I have to admit, the dept. I'm on now rarely listens to lung sounds. They also rely on the automated BP/monitor, etc. Rarely take an ausc. BP.:eek:
Shanna,hopefully you can make a change in your department. This is something that needs to be addressed. You can't do a competent patient assessment by leaving this important step out.

Smurfe:beer:

Nate
12-20-2005, 01:04
I hate it when people won't just admit they didn't do something or they can't hear lung sounds or a BP.:screams:

IMABASICEMT
12-20-2005, 19:16
Shanna,hopefully you can make a change in your department. This is something that needs to be addressed. You can't do a competent patient assessment by leaving this important step out.



Pfffffttt!! Are you kidding me? I'm just the lowly little probie!:rotflmao: :rotflmao: I've already felt the ice treatment for suggesting something should be changed.

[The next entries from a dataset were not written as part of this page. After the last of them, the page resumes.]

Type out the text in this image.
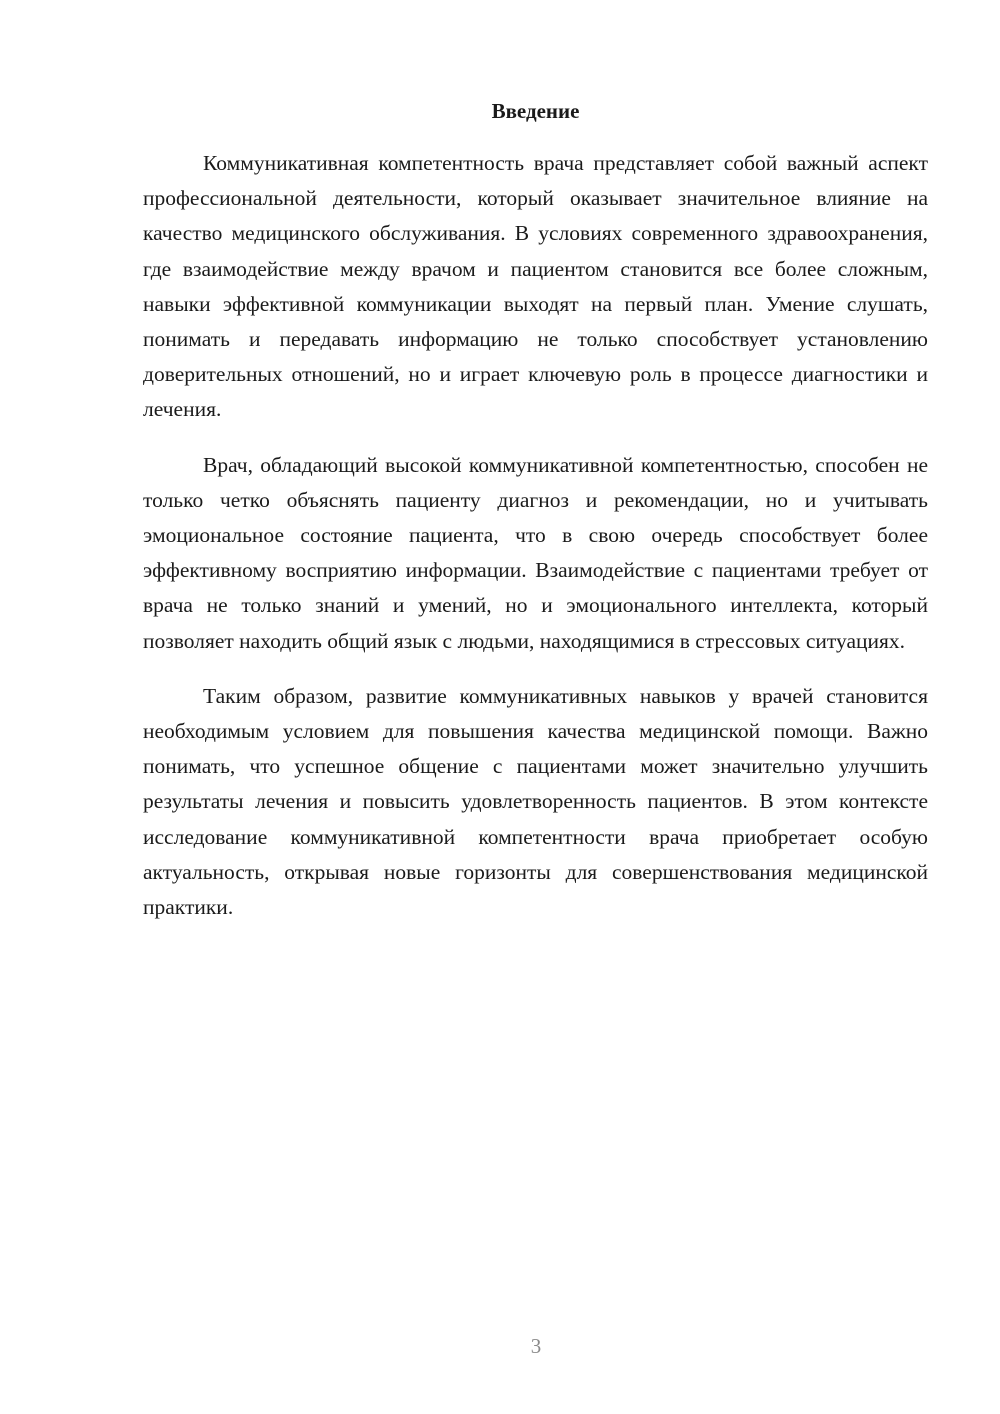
Введение

Коммуникативная компетентность врача представляет собой важный аспект профессиональной деятельности, который оказывает значительное влияние на качество медицинского обслуживания. В условиях современного здравоохранения, где взаимодействие между врачом и пациентом становится все более сложным, навыки эффективной коммуникации выходят на первый план. Умение слушать, понимать и передавать информацию не только способствует установлению доверительных отношений, но и играет ключевую роль в процессе диагностики и лечения.

Врач, обладающий высокой коммуникативной компетентностью, способен не только четко объяснять пациенту диагноз и рекомендации, но и учитывать эмоциональное состояние пациента, что в свою очередь способствует более эффективному восприятию информации. Взаимодействие с пациентами требует от врача не только знаний и умений, но и эмоционального интеллекта, который позволяет находить общий язык с людьми, находящимися в стрессовых ситуациях.

Таким образом, развитие коммуникативных навыков у врачей становится необходимым условием для повышения качества медицинской помощи. Важно понимать, что успешное общение с пациентами может значительно улучшить результаты лечения и повысить удовлетворенность пациентов. В этом контексте исследование коммуникативной компетентности врача приобретает особую актуальность, открывая новые горизонты для совершенствования медицинской практики.

3
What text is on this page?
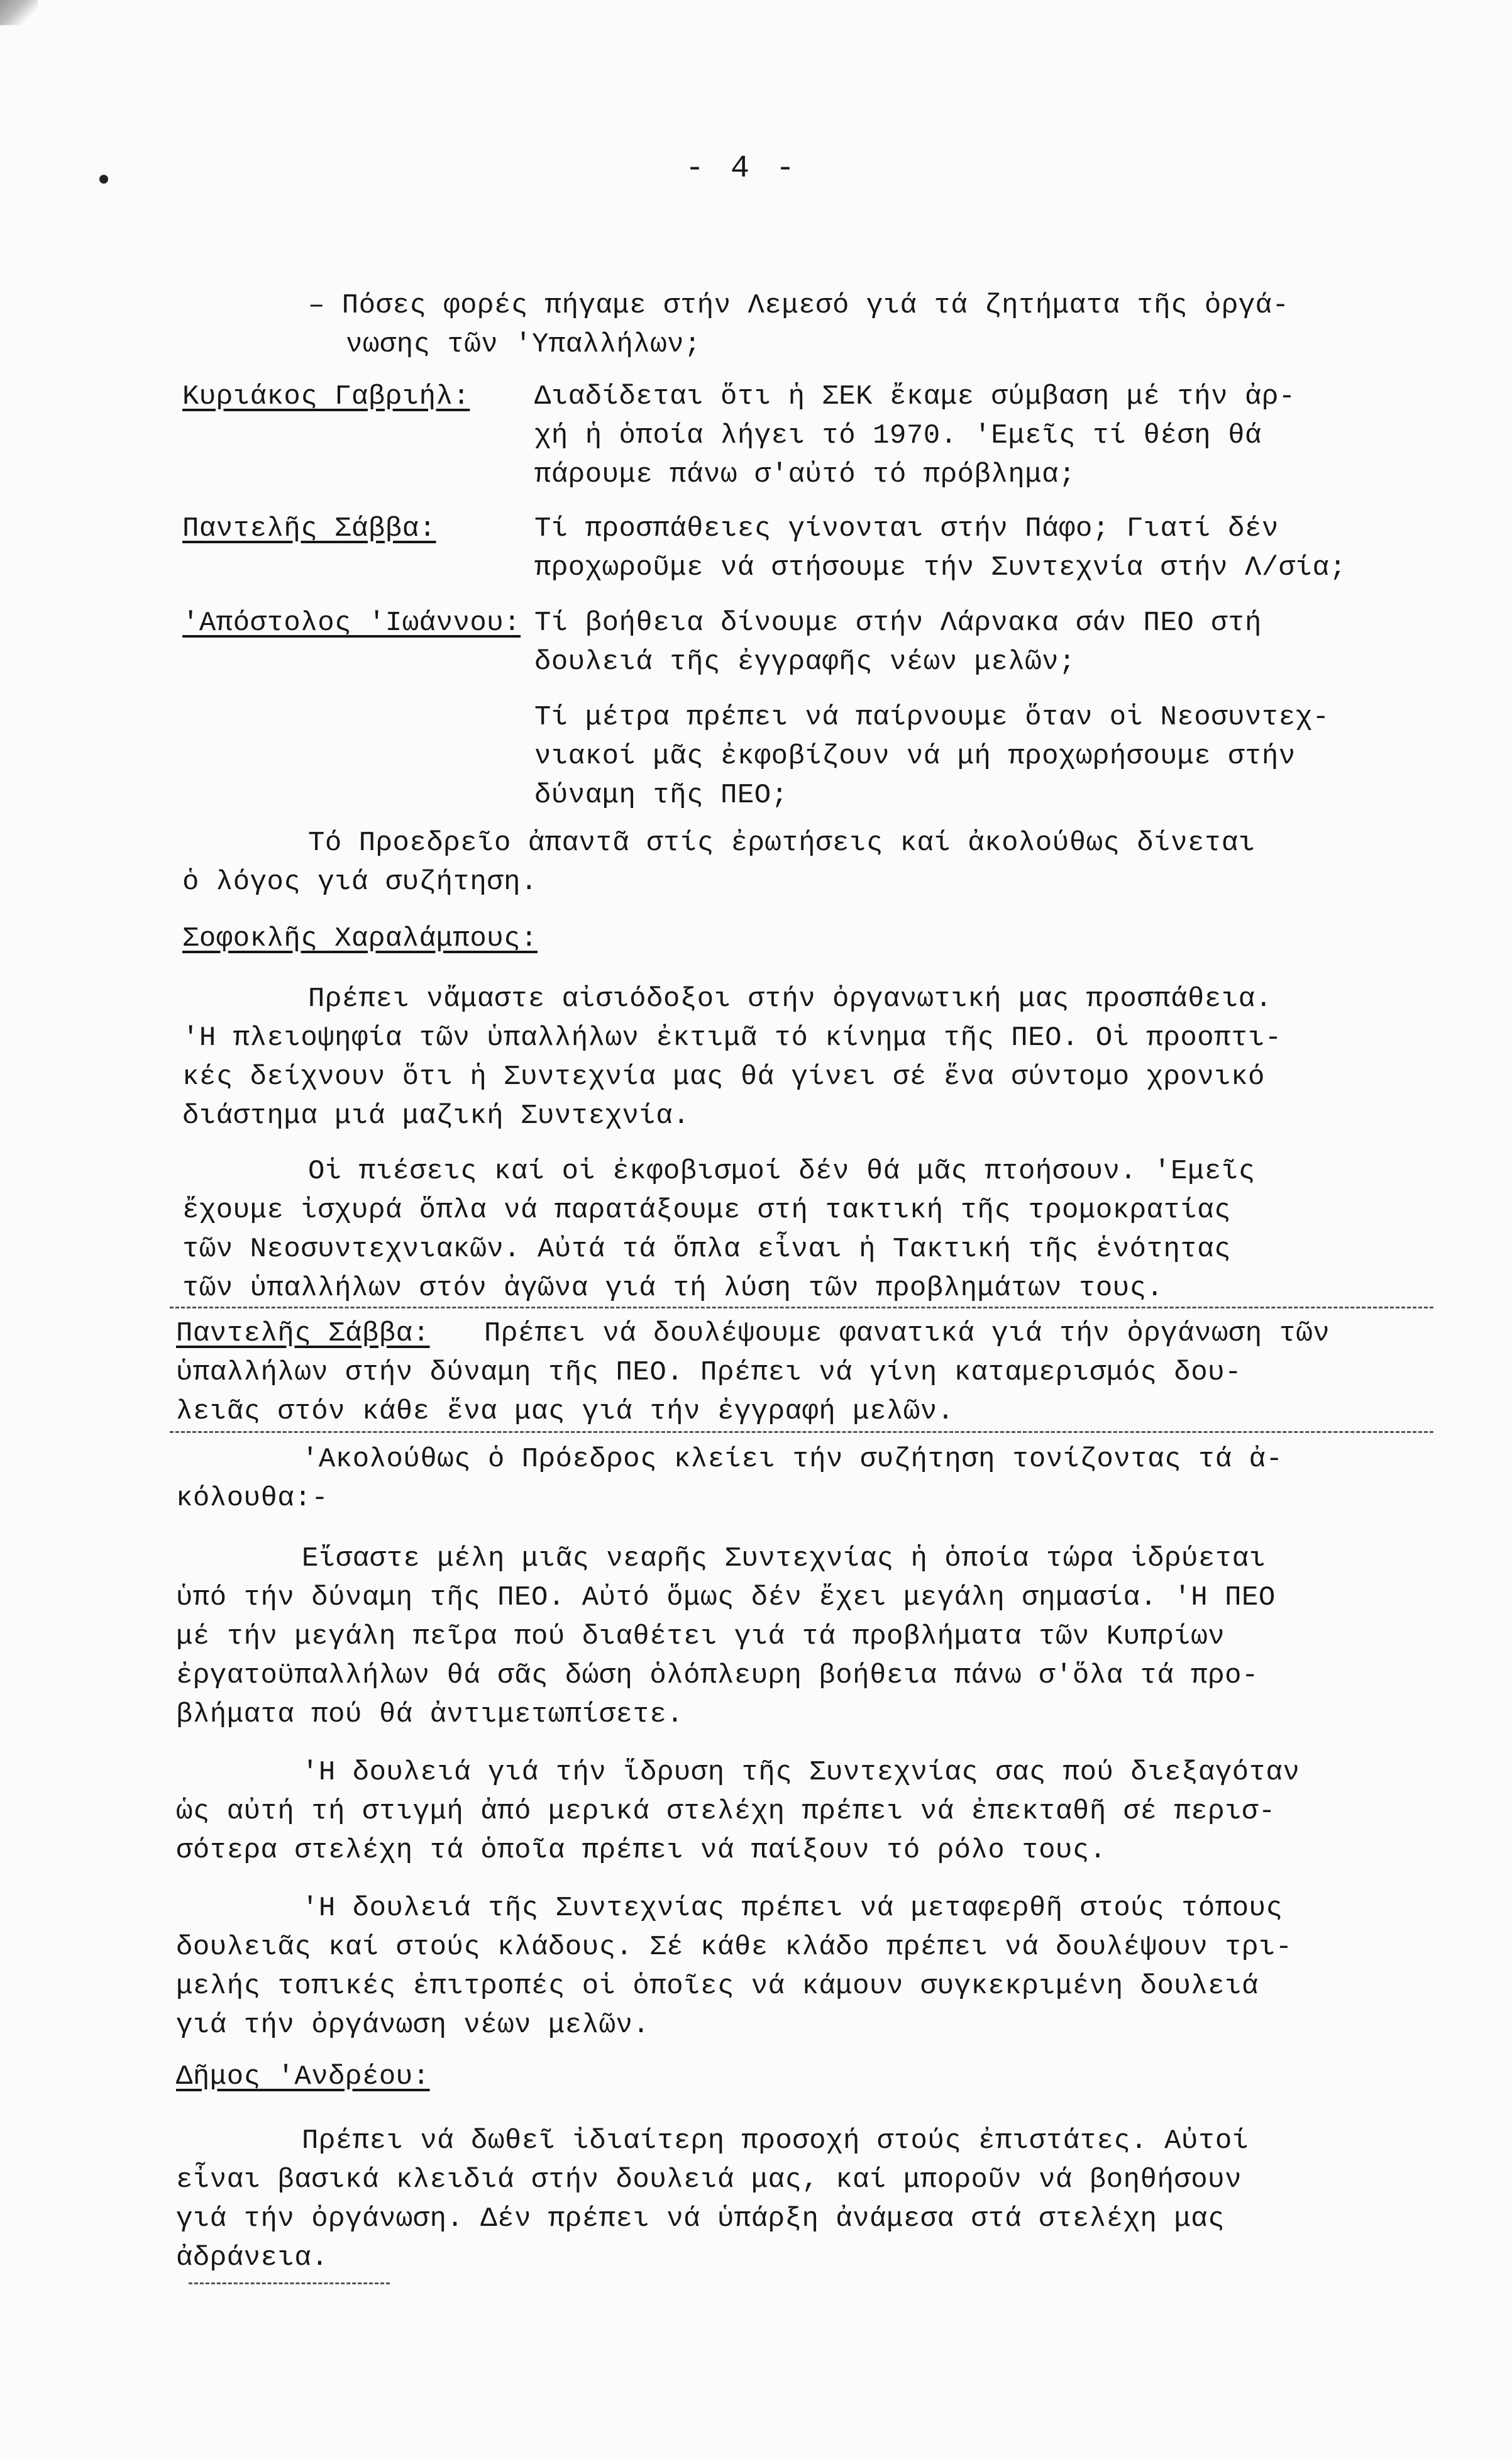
- 4 -
– Πόσες φορές πήγαμε στήν Λεμεσό γιά τά ζητήματα τῆς ὀργά-
νωσης τῶν 'Υπαλλήλων;
Κυριάκος Γαβριήλ: Διαδίδεται ὅτι ἡ ΣΕΚ ἔκαμε σύμβαση μέ τήν ἀρ-
χή ἡ ὁποία λήγει τό 1970. 'Εμεῖς τί θέση θά
πάρουμε πάνω σ'αὐτό τό πρόβλημα;
Παντελῆς Σάββα:	Τί προσπάθειες γίνονται στήν Πάφο; Γιατί δέν
προχωροῦμε νά στήσουμε τήν Συντεχνία στήν Λ/σία;
'Απόστολος 'Ιωάννου: Τί βοήθεια δίνουμε στήν Λάρνακα σάν ΠΕΟ στή
δουλειά τῆς ἐγγραφῆς νέων μελῶν;
Τί μέτρα πρέπει νά παίρνουμε ὅταν οἱ Νεοσυντεχ-
νιακοί μᾶς ἐκφοβίζουν νά μή προχωρήσουμε στήν
δύναμη τῆς ΠΕΟ;
Τό Προεδρεῖο ἀπαντᾶ στίς ἐρωτήσεις καί ἀκολούθως δίνεται
ὁ λόγος γιά συζήτηση.
Σοφοκλῆς Χαραλάμπους:
Πρέπει νἄμαστε αἰσιόδοξοι στήν ὀργανωτική μας προσπάθεια.
'Η πλειοψηφία τῶν ὑπαλλήλων ἐκτιμᾶ τό κίνημα τῆς ΠΕΟ. Οἱ προοπτι-
κές δείχνουν ὅτι ἡ Συντεχνία μας θά γίνει σέ ἕνα σύντομο χρονικό
διάστημα μιά μαζική Συντεχνία.
Οἱ πιέσεις καί οἱ ἐκφοβισμοί δέν θά μᾶς πτοήσουν. 'Εμεῖς
ἔχουμε ἰσχυρά ὅπλα νά παρατάξουμε στή τακτική τῆς τρομοκρατίας
τῶν Νεοσυντεχνιακῶν. Αὐτά τά ὅπλα εἶναι ἡ Τακτική τῆς ἑνότητας
τῶν ὑπαλλήλων στόν ἀγῶνα γιά τή λύση τῶν προβλημάτων τους.
Παντελῆς Σάββα: Πρέπει νά δουλέψουμε φανατικά γιά τήν ὀργάνωση τῶν
ὑπαλλήλων στήν δύναμη τῆς ΠΕΟ. Πρέπει νά γίνη καταμερισμός δου-
λειᾶς στόν κάθε ἕνα μας γιά τήν ἐγγραφή μελῶν.
'Ακολούθως ὁ Πρόεδρος κλείει τήν συζήτηση τονίζοντας τά ἀ-
κόλουθα:-
Εἴσαστε μέλη μιᾶς νεαρῆς Συντεχνίας ἡ ὁποία τώρα ἱδρύεται
ὑπό τήν δύναμη τῆς ΠΕΟ. Αὐτό ὅμως δέν ἔχει μεγάλη σημασία. 'Η ΠΕΟ
μέ τήν μεγάλη πεῖρα πού διαθέτει γιά τά προβλήματα τῶν Κυπρίων
ἐργατοϋπαλλήλων θά σᾶς δώση ὁλόπλευρη βοήθεια πάνω σ'ὅλα τά προ-
βλήματα πού θά ἀντιμετωπίσετε.
'Η δουλειά γιά τήν ἵδρυση τῆς Συντεχνίας σας πού διεξαγόταν
ὡς αὐτή τή στιγμή ἀπό μερικά στελέχη πρέπει νά ἐπεκταθῆ σέ περισ-
σότερα στελέχη τά ὁποῖα πρέπει νά παίξουν τό ρόλο τους.
'Η δουλειά τῆς Συντεχνίας πρέπει νά μεταφερθῆ στούς τόπους
δουλειᾶς καί στούς κλάδους. Σέ κάθε κλάδο πρέπει νά δουλέψουν τρι-
μελής τοπικές ἐπιτροπές οἱ ὁποῖες νά κάμουν συγκεκριμένη δουλειά
γιά τήν ὀργάνωση νέων μελῶν.
Δῆμος 'Ανδρέου:
Πρέπει νά δωθεῖ ἰδιαίτερη προσοχή στούς ἐπιστάτες. Αὐτοί
εἶναι βασικά κλειδιά στήν δουλειά μας, καί μποροῦν νά βοηθήσουν
γιά τήν ὀργάνωση. Δέν πρέπει νά ὑπάρξη ἀνάμεσα στά στελέχη μας
ἀδράνεια.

Mostly a great bunch of people but all the ALS crew leaders are a challenge. They all have "their way" of doing things and it keeps one busy just remembering what each wants or prefers. A couple of them have egos you don't mess with. Unfortunately, my crew leader is one of the egos. He drives me nuts. I would LOVE to change to another night but there are no openings. I love it when one of the other crew leaders is covering for him on our night. Makes things so much nicer.

BHFD121
12-26-2005, 15:01
When I was with my old department...I had just gotten my EMT-B and had a first responder take a BP for me...he gave me some outrageous numbers so I told him to take it again. Still outrageous. I took it myself and it was normal. When we got back to the station, I asked him about it. He said that is what he got. I told him ok well, take mine. He got outrageous numbers again. I asked him to explain what he was doing...turns out the kid didn't know how to take a BP and the other EMT's were just taking him at his word! Needless to say, the next training was on how to take a proper BP!

Shelby

Kristoffer
01-12-2006, 00:25
I don't think it's the education. As a NJ EMT Instructor we teach Lung Sounds for every patient as part of the Initial Assessment (ABCs). Since it is not part of the true "Vital Signs" as referenced by the DOT/NHTSA Standard Curricula. But the problem I see, is that it is the students going out and riding, and learning bad behaviors. Such as lack of KEDs when appropriate, lack of full vitals (BP, Pulse, Resps, Pupils, CTC) at least twice. And how many people do a complete patient assessment? Probably ZERO... Complacency is a wonderful thing, and it won't change until more lawsuits come out of it, or we start reviewing patient sheets on the state level and start pulling certs.